Sifat Tabarruk Dengan Meminum Air Zam-Zam

Oleh Dr. Nashir bin ‘Abdirrahman bin Muhammad al-Juda’i

Sifat Tabarruk Dengan Meminum Air Zamzam
DiSunnahkan bagi orang yang melakukan ibadah Haji dan ‘Umrah untuk meminum air zamzam setelah melakukan Thawaf dan shalat dua raka’at di belakang maqam Ibrahim Alaihissallam. Sesungguhnya telah diriwayatkan oleh Muslim dari Jabir bin ‘Abdillah Radhiyallahu anhu tentang sifat Haji Nabi Shallallahu ‘alaihi wa sallam, bahwasanya setelah melaksanakan Thawaf, beliau mendatangi keturunan ‘Abdul Muththalib yang sedang minum zamzam seraya berkata: “Terus, (wahai) Bani ‘Abdul Muththalib, [1] seandainya manusia tidak berbondong-bondong melakukan pemberian minum tersebut, maka aku akan ikut memberikan minum bersama kalian.”[2] Maka mereka memberikan kepada beliau seember air zamzam lalu beliau meminumnya.[3]

Dan dalam Shahih al-Bukhari dan Shahih Muslim dari Ibnu ‘Abbas Radhiyallahu anhuma, ia berkata, “Aku telah memberi minum kepada Nabi Shallallahu ‘alaihi wa sallam dari zamzam lalu beliau meminumnya sedang beliau dalam keadaan berdiri.” [4]

Telah diketahui bahwa ada hadits-hadits shahih yang melarang minum dengan berdiri.
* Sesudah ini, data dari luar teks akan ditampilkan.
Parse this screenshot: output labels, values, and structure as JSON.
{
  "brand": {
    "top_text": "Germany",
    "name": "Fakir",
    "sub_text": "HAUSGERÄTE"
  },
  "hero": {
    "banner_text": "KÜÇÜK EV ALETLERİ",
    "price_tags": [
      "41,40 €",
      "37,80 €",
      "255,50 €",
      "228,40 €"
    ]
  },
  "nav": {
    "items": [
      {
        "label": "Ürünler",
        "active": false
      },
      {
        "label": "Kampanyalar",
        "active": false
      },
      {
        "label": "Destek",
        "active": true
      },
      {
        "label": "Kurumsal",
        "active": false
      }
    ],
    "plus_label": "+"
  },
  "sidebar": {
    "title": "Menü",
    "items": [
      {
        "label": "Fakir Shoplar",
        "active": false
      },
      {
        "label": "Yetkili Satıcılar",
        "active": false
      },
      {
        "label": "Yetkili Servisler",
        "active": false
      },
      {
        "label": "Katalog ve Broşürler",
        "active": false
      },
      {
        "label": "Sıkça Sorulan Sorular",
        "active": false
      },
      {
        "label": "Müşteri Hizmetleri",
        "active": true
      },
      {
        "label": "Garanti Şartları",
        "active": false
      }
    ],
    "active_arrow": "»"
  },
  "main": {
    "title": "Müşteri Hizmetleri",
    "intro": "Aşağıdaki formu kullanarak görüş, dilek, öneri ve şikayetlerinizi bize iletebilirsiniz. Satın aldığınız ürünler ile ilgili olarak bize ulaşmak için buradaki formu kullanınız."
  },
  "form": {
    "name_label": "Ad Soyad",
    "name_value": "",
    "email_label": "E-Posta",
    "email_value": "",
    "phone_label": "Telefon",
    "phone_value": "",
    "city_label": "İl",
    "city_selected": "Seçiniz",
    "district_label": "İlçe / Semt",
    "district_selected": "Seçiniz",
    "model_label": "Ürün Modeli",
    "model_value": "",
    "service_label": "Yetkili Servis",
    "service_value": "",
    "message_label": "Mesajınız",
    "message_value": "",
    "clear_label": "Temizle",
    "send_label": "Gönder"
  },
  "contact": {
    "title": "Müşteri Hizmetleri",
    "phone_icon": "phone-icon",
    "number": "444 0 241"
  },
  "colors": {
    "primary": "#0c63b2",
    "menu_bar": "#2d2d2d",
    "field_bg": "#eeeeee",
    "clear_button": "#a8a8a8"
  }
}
Namun Imam an-Nawawi rahimahullah menjawab, “Bahwa larangan dari Nabi Shallallahu ‘alaihi wa sallam adalah tidak menjurus kepada keharamannya, karena perbuatan beliau itu menunjukkan bolehnya minum dengan berdiri, maka tidak ada pertentangan di dalamnya.”[5]

Pendapat lain, bahwa minum dari air zamzam tanpa berdiri adalah sangat sulit, karena tingginya dinding yang mengitarinya.[6]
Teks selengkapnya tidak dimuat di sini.